Pacific nations need major aid
APIA: Climate change will hit the South Pacific harder than anywhere else on Earth and the region’s tiny island nations need major international aid to deal with the challenge, the World Bank said yesterday.
A World Bank report, “Pacific Possible”, draws on research to back the long-held view of regional leaders that they are on the frontline of global warming.
“[It] could have more dire impacts on the Pacific islands than any other country in the world,” warned the report, released yesterday at the Pacific Islands Forum in Samoa.
The study said that even under a bestcase scenario, with oceans rising 40cm by 2100, island nations would face huge costs building seawalls to protect their coastlines.
The worst-case outcome — waters up 126cm by 2100 — would swamp large areas of habitable land in low-lying nations such as Nauru, Kiribati, the Marshall Islands and Tuvalu.
“There is little prospect the high costs of building sea walls could be financed by the countries themselves,” the report said.
“Accordingly, the international community will have to assess the trade-off between large initial expenditures on construction ... versus emergency relief and recovery programmes when disasters occur.”

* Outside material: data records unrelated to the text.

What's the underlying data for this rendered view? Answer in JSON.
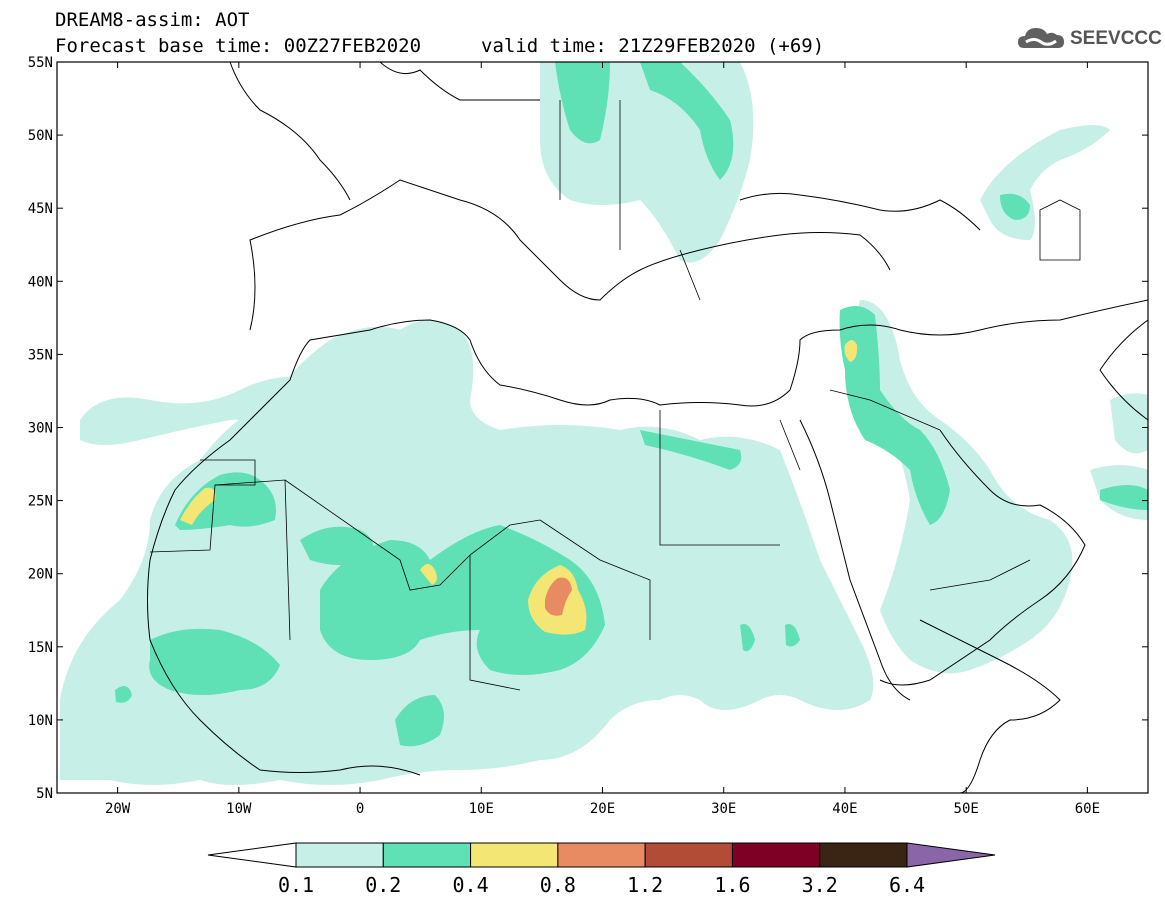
{
  "header": {
    "line1": "DREAM8-assim: AOT",
    "line2": "Forecast base time: 00Z27FEB2020",
    "line3": "valid time: 21Z29FEB2020 (+69)"
  },
  "logo": {
    "text": "SEEVCCC",
    "icon": "cloud-logo-icon"
  },
  "map": {
    "lat_labels": [
      "55N",
      "50N",
      "45N",
      "40N",
      "35N",
      "30N",
      "25N",
      "20N",
      "15N",
      "10N",
      "5N"
    ],
    "lon_labels": [
      "20W",
      "10W",
      "0",
      "10E",
      "20E",
      "30E",
      "40E",
      "50E",
      "60E"
    ],
    "lat_range": [
      5,
      55
    ],
    "lon_range": [
      -25,
      65
    ]
  },
  "colorbar": {
    "colors": [
      "#ffffff",
      "#c6f0e7",
      "#5fe0b5",
      "#f4e675",
      "#e88a62",
      "#b24c37",
      "#7e0024",
      "#3a2414",
      "#8a66a8"
    ],
    "labels": [
      "0.1",
      "0.2",
      "0.4",
      "0.8",
      "1.2",
      "1.6",
      "3.2",
      "6.4"
    ]
  }
}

It said climate change’s impact was already being seen through coastal erosion, saltwater contamination of farmland and drinking water, as well as unpredictable rainfall causing more droughts and floods.
The SouthPacific has always been lashed by cyclones but the report said the most destructive category 5 storms were set to become more frequent, straining the region’s already scarce economic resources.
It said Cyclone Pam, which hit Vanuatu in 2015, wiped out the equivalent of 64% of the country’s GDP.
The report said Kiribati and Tuvalu, which are both only a few metres above sea level, may need to consider wholesale migration and that Australia and New Zealand, the region’s richest and most developed nations, could help by giving islanders open access to their labour markets.